Prepare the Chantilly Cream. Reserve ⅓ of the whipped cream to pipe a decorative edge around the top and bottom of the cake.
Ice the sides and top of the cake with the remaining ⅔ of the whipped Chantilly Cream.
Use your hands to gently press the cooled choux crumbs onto the sides of the cake.
Pipe a decorative edge of whipped cream around the top and bottom of the cake.
Pile fresh berries on top of the cake.
Chill until ready to serve. Best if eaten as soon as possible after it's decorated.
Triple Berry Sauce:
Stem and cut strawberries into bite size pieces (if using). In a medium saucepan, add the berries, sugar and lime juice. Bring to a boil over medium high heat stirring constantly.
Remove from heat and pour into a bowl. Chill completely before using.
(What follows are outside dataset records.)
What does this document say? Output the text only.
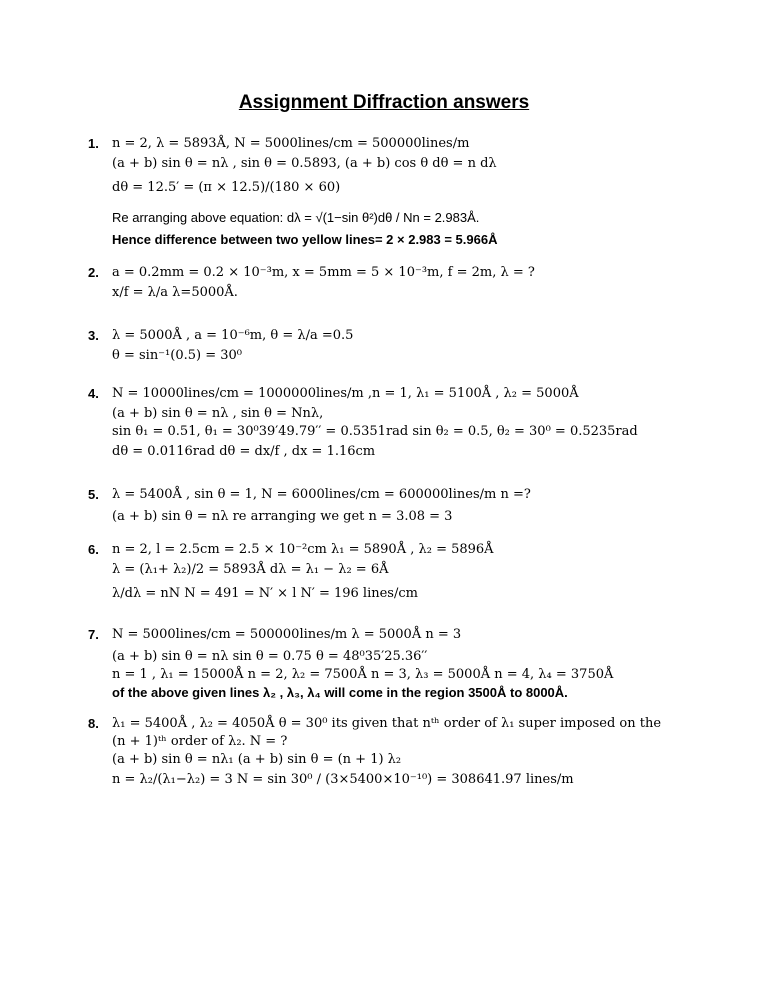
Assignment Diffraction answers
1. n = 2, λ = 5893Å, N = 5000lines/cm = 500000lines/m
(a + b) sin θ = nλ , sin θ = 0.5893, (a + b) cos θ dθ = n dλ
dθ = 12.5′ = (π × 12.5)/(180 × 60)
Re arranging above equation: dλ = √(1−sin θ²)dθ / Nn = 2.983Å.
Hence difference between two yellow lines= 2 × 2.983 = 5.966Å
2. a = 0.2mm = 0.2 × 10⁻³m, x = 5mm = 5 × 10⁻³m, f = 2m, λ = ?
x/f = λ/a λ=5000Å.
3. λ = 5000Å , a = 10⁻⁶m, θ = λ/a =0.5
θ = sin⁻¹(0.5) = 30⁰
4. N = 10000lines/cm = 1000000lines/m ,n = 1, λ₁ = 5100Å , λ₂ = 5000Å
(a + b) sin θ = nλ , sin θ = Nnλ,
sin θ₁ = 0.51, θ₁ = 30⁰39′49.79′′ = 0.5351rad sin θ₂ = 0.5, θ₂ = 30⁰ = 0.5235rad
dθ = 0.0116rad dθ = dx/f , dx = 1.16cm
5. λ = 5400Å , sin θ = 1, N = 6000lines/cm = 600000lines/m n =?
(a + b) sin θ = nλ re arranging we get n = 3.08 = 3
6. n = 2, l = 2.5cm = 2.5 × 10⁻²cm λ₁ = 5890Å , λ₂ = 5896Å
λ = (λ₁+ λ₂)/2 = 5893Å dλ = λ₁ − λ₂ = 6Å
λ/dλ = nN N = 491 = N′ × l N′ = 196 lines/cm
7. N = 5000lines/cm = 500000lines/m λ = 5000Å n = 3
(a + b) sin θ = nλ sin θ = 0.75 θ = 48⁰35′25.36′′
n = 1 , λ₁ = 15000Å n = 2, λ₂ = 7500Å n = 3, λ₃ = 5000Å n = 4, λ₄ = 3750Å
of the above given lines λ₂ , λ₃, λ₄ will come in the region 3500Å to 8000Å.
8. λ₁ = 5400Å , λ₂ = 4050Å θ = 30⁰ its given that nᵗʰ order of λ₁ super imposed on the
(n + 1)ᵗʰ order of λ₂. N = ?
(a + b) sin θ = nλ₁ (a + b) sin θ = (n + 1) λ₂
n = λ₂/(λ₁−λ₂) = 3 N = sin 30⁰ / (3×5400×10⁻¹⁰) = 308641.97 lines/m
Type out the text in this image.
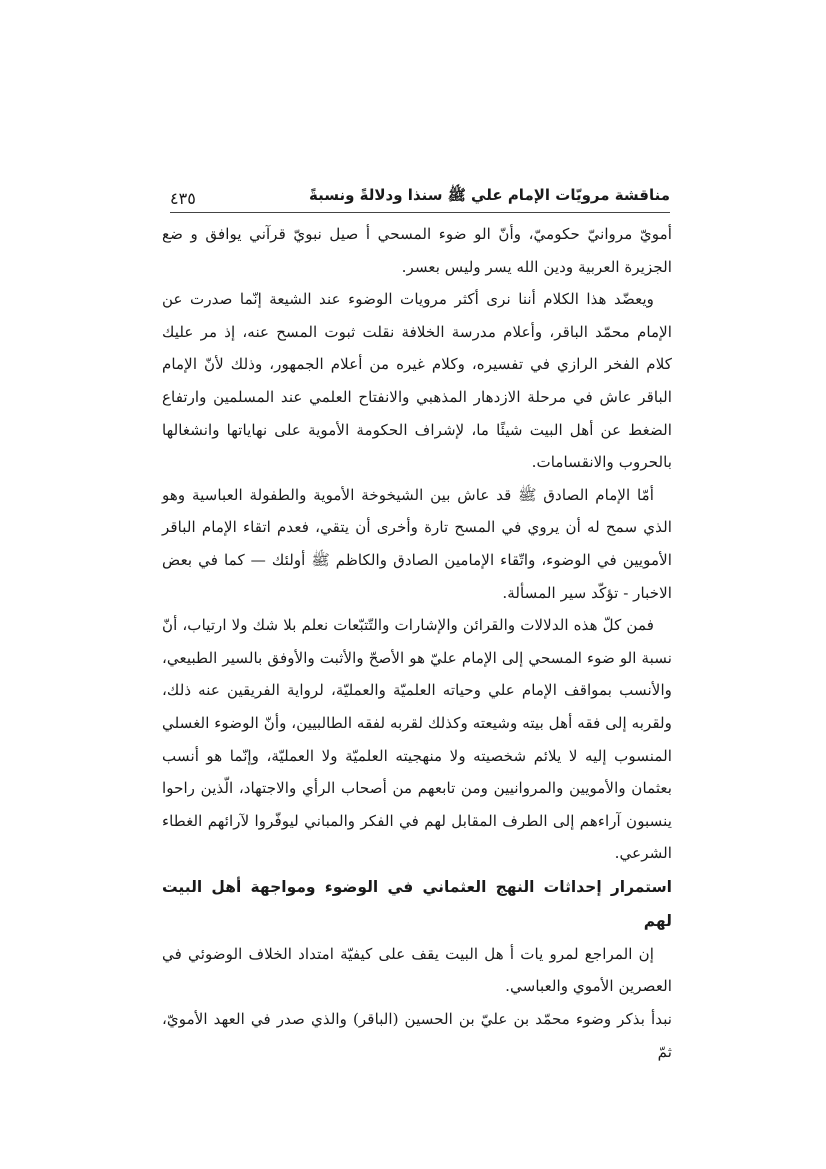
٤٣٥	مناقشة مرويّات الإمام علي ﷺ سنذا ودلالةً ونسبةً

أمويّ مروانيّ حكوميّ، وأنّ الو ضوء المسحي أ صيل نبويّ قرآني يوافق و ضع الجزيرة العربية ودين الله يسر وليس بعسر.

ويعضّد هذا الكلام أننا نرى أكثر مرويات الوضوء عند الشيعة إنّما صدرت عن الإمام محمّد الباقر، وأعلام مدرسة الخلافة نقلت ثبوت المسح عنه، إذ مر عليك كلام الفخر الرازي في تفسيره، وكلام غيره من أعلام الجمهور، وذلك لأنّ الإمام الباقر عاش في مرحلة الازدهار المذهبي والانفتاح العلمي عند المسلمين وارتفاع الضغط عن أهل البيت شيئًا ما، لإشراف الحكومة الأموية على نهاياتها وانشغالها بالحروب والانقسامات.

أمّا الإمام الصادق ﷺ قد عاش بين الشيخوخة الأموية والطفولة العباسية وهو الذي سمح له أن يروي في المسح تارة وأخرى أن يتقي، فعدم اتقاء الإمام الباقر الأمويين في الوضوء، واتّقاء الإمامين الصادق والكاظم ﷺ أولئك — كما في بعض الاخبار - تؤكّد سير المسألة.

فمن كلّ هذه الدلالات والقرائن والإشارات والتّتبّعات نعلم بلا شك ولا ارتياب، أنّ نسبة الو ضوء المسحي إلى الإمام عليّ هو الأصحّ والأثبت والأوفق بالسير الطبيعي، والأنسب بمواقف الإمام علي وحياته العلميّة والعمليّة، لرواية الفريقين عنه ذلك، ولقربه إلى فقه أهل بيته وشيعته وكذلك لقربه لفقه الطالبيين، وأنّ الوضوء الغسلي المنسوب إليه لا يلائم شخصيته ولا منهجيته العلميّة ولا العمليّة، وإنّما هو أنسب بعثمان والأمويين والمروانيين ومن تابعهم من أصحاب الرأي والاجتهاد، الّذين راحوا ينسبون آراءهم إلى الطرف المقابل لهم في الفكر والمباني ليوفّروا لآرائهم الغطاء الشرعي.

استمرار إحداثات النهج العثماني في الوضوء ومواجهة أهل البيت لهم

إن المراجع لمرو يات أ هل البيت يقف على كيفيّة امتداد الخلاف الوضوئي في العصرين الأموي والعباسي.

نبدأ بذكر وضوء محمّد بن عليّ بن الحسين (الباقر) والذي صدر في العهد الأمويّ، ثمّ
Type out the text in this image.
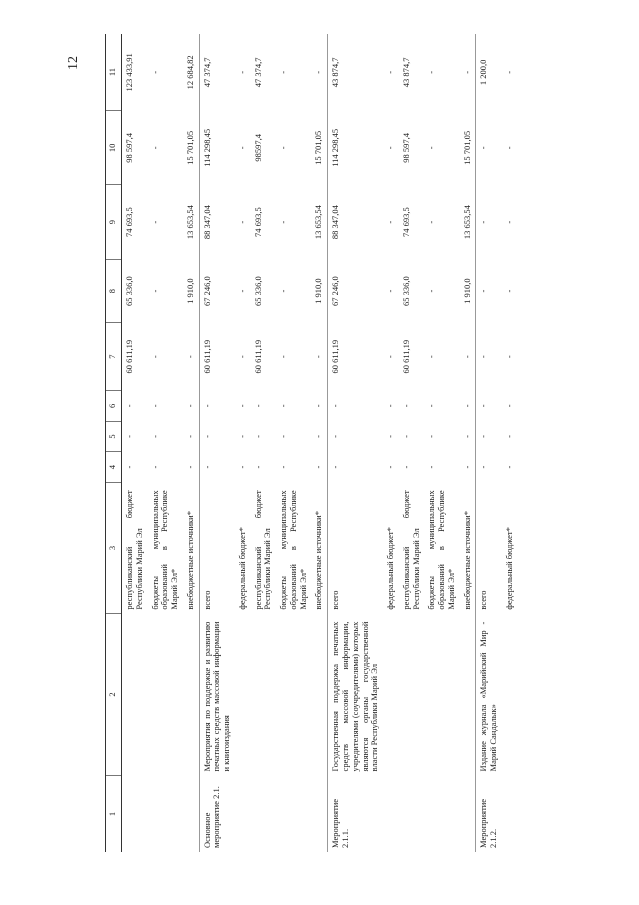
12
1	2	3	4	5	6	7	8	9	10	11
		республиканский бюджет Республики Марий Эл	-	-	-	60 611,19	65 336,0	74 693,5	98 597,4	123 433,91
		бюджеты муниципальных образований в Республике Марий Эл*	-	-	-	-	-	-	-	-
		внебюджетные источники*	-	-	-	-	1 910,0	13 653,54	15 701,05	12 684,82
Основное мероприятие 2.1.	Мероприятия по поддержке и развитию печатных средств массовой информации и книгоиздания	всего	-	-	-	60 611,19	67 246,0	88 347,04	114 298,45	47 374,7
		федеральный бюджет*	-	-	-	-	-	-	-	-
		республиканский бюджет Республики Марий Эл	-	-	-	60 611,19	65 336,0	74 693,5	98597,4	47 374,7
		бюджеты муниципальных образований в Республике Марий Эл*	-	-	-	-	-	-	-	-
		внебюджетные источники*	-	-	-	-	1 910,0	13 653,54	15 701,05	-
Мероприятие 2.1.1.	Государственная поддержка печатных средств массовой информации, учредителями (соучредителями) которых являются органы государственной власти Республики Марий Эл	всего	-	-	-	60 611,19	67 246,0	88 347,04	114 298,45	43 874,7
		федеральный бюджет*	-	-	-	-	-	-	-	-
		республиканский бюджет Республики Марий Эл	-	-	-	60 611,19	65 336,0	74 693,5	98 597,4	43 874,7
		бюджеты муниципальных образований в Республике Марий Эл*	-	-	-	-	-	-	-	-
		внебюджетные источники*	-	-	-	-	1 910,0	13 653,54	15 701,05	-
Мероприятие 2.1.2.	Издание журнала «Марийский Мир - Марий Сандалык»	всего	-	-	-	-	-	-	-	1 200,0
		федеральный бюджет*	-	-	-	-	-	-	-	-
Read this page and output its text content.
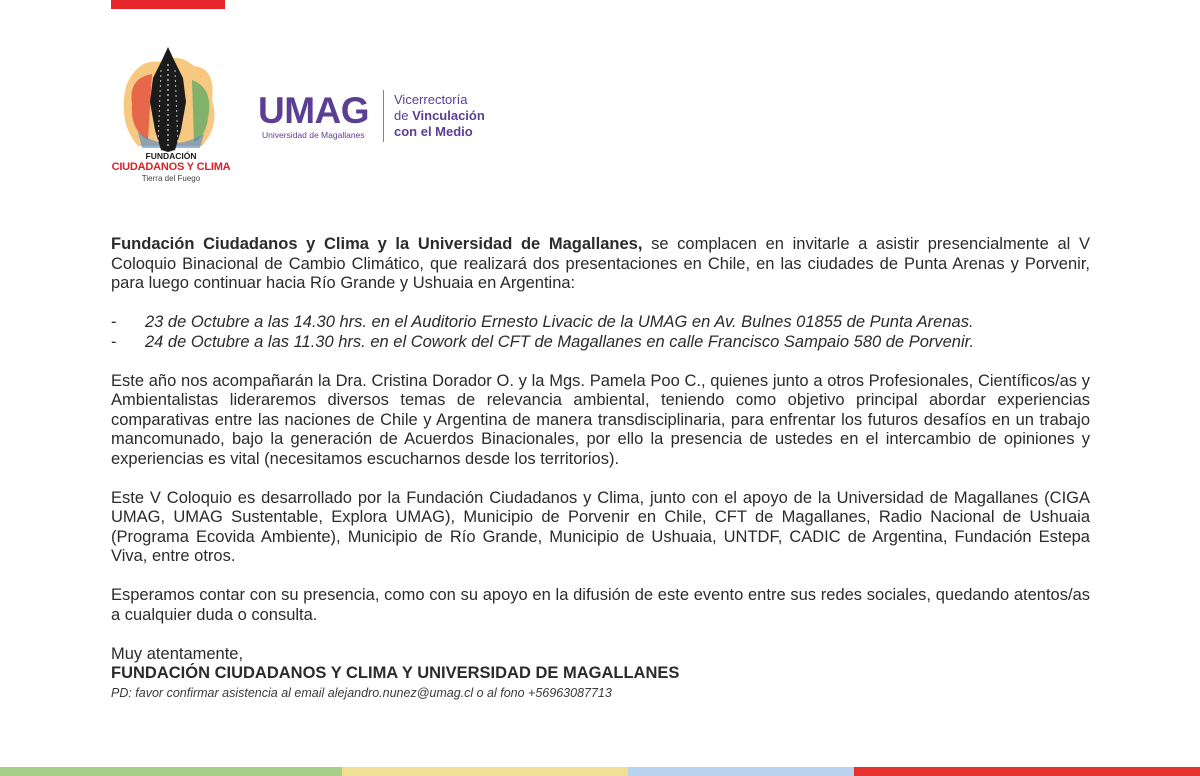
FUNDACIÓN
CIUDADANOS Y CLIMA
Tierra del Fuego
UMAG
Universidad de Magallanes
Vicerrectoría
de Vinculación
con el Medio

Fundación Ciudadanos y Clima y la Universidad de Magallanes, se complacen en invitarle a asistir presencialmente al V Coloquio Binacional de Cambio Climático, que realizará dos presentaciones en Chile, en las ciudades de Punta Arenas y Porvenir, para luego continuar hacia Río Grande y Ushuaia en Argentina:

-	23 de Octubre a las 14.30 hrs. en el Auditorio Ernesto Livacic de la UMAG en Av. Bulnes 01855 de Punta Arenas.
-	24 de Octubre a las 11.30 hrs. en el Cowork del CFT de Magallanes en calle Francisco Sampaio 580 de Porvenir.

Este año nos acompañarán la Dra. Cristina Dorador O. y la Mgs. Pamela Poo C., quienes junto a otros Profesionales, Científicos/as y Ambientalistas lideraremos diversos temas de relevancia ambiental, teniendo como objetivo principal abordar experiencias comparativas entre las naciones de Chile y Argentina de manera transdisciplinaria, para enfrentar los futuros desafíos en un trabajo mancomunado, bajo la generación de Acuerdos Binacionales, por ello la presencia de ustedes en el intercambio de opiniones y experiencias es vital (necesitamos escucharnos desde los territorios).

Este V Coloquio es desarrollado por la Fundación Ciudadanos y Clima, junto con el apoyo de la Universidad de Magallanes (CIGA UMAG, UMAG Sustentable, Explora UMAG), Municipio de Porvenir en Chile, CFT de Magallanes, Radio Nacional de Ushuaia (Programa Ecovida Ambiente), Municipio de Río Grande, Municipio de Ushuaia, UNTDF, CADIC de Argentina, Fundación Estepa Viva, entre otros.

Esperamos contar con su presencia, como con su apoyo en la difusión de este evento entre sus redes sociales, quedando atentos/as a cualquier duda o consulta.

Muy atentamente,

FUNDACIÓN CIUDADANOS Y CLIMA Y UNIVERSIDAD DE MAGALLANES

PD: favor confirmar asistencia al email alejandro.nunez@umag.cl o al fono +56963087713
Preheat oven to 375°. Line rimmed baking sheets with a Silpat or parchment paper. Measure flour and set aside.
Bring butter, sugar, salt, and ¾ cup water to a boil in a large saucepan over medium-high heat, stirring occasionally. Immediately remove from heat, and quickly stir in flour mixture all at once. Return to heat and stir with a wooden spoon for 1 to 2 minutes, or until dough is smooth and forms a ball. Transfer dough to the bowl of an electric mixer, and let cool 10 minutes.
Add eggs, 1 at a time, beating until mixture is smooth and glossy. Divide the mixture evenly between the prepared sheets. With an offset spatula, spread the mixture evenly over the Silpat until it's about 1 inch from the borders of the pan.
Bake about 40 minutes until the pate a choux is firm to the touch in the center.
Remove the choux from the Silpat to a large cutting board. Cut 2 7-inch rounds from each baking sheet of choux for a total of 4 7-inch rounds.
Reserve choux scraps to decorate cake.
Triple Berry Cream Filling:
Add water to a small bowl, sprinkle gelatin over the water and allow it to sit until water absorbs the gelatin.
Microwave for about 30 seconds until mixture comes to a boil. Stir until gelatin is completely dissolved.
Heat ½ cup heavy cream in the microwave until it's lukewarm. Add dissolved gelatin.
Add remaining 2 ½ cups heavy cream to a large mixing bowl. Begin mixing on high speed and slowly add the gelatin mixture.
Continue mixing until soft peaks form.
Fold in the chilled berry sauce.
In a large mixing bowl, beat the cream at high speed until it starts to thicken.
Add powdered sugar and vanilla bean paste.
Continue beating until stiff peaks form.
Preheat the oven to 250°.
Tear the reserved choux scraps into ½ inch pieces.
Place on baking sheet and bake until pieces are completely dry about 15 minutes.
Set aside to cool
Dust with powdered sugar before applying to the sides of the cake.
Note: I doubled the Triple Berry Sauce and used half in the Triple Berry Cream Filling and the other half I served with the cake so my guests could drizzle more sauce over each slice of cake if they desired.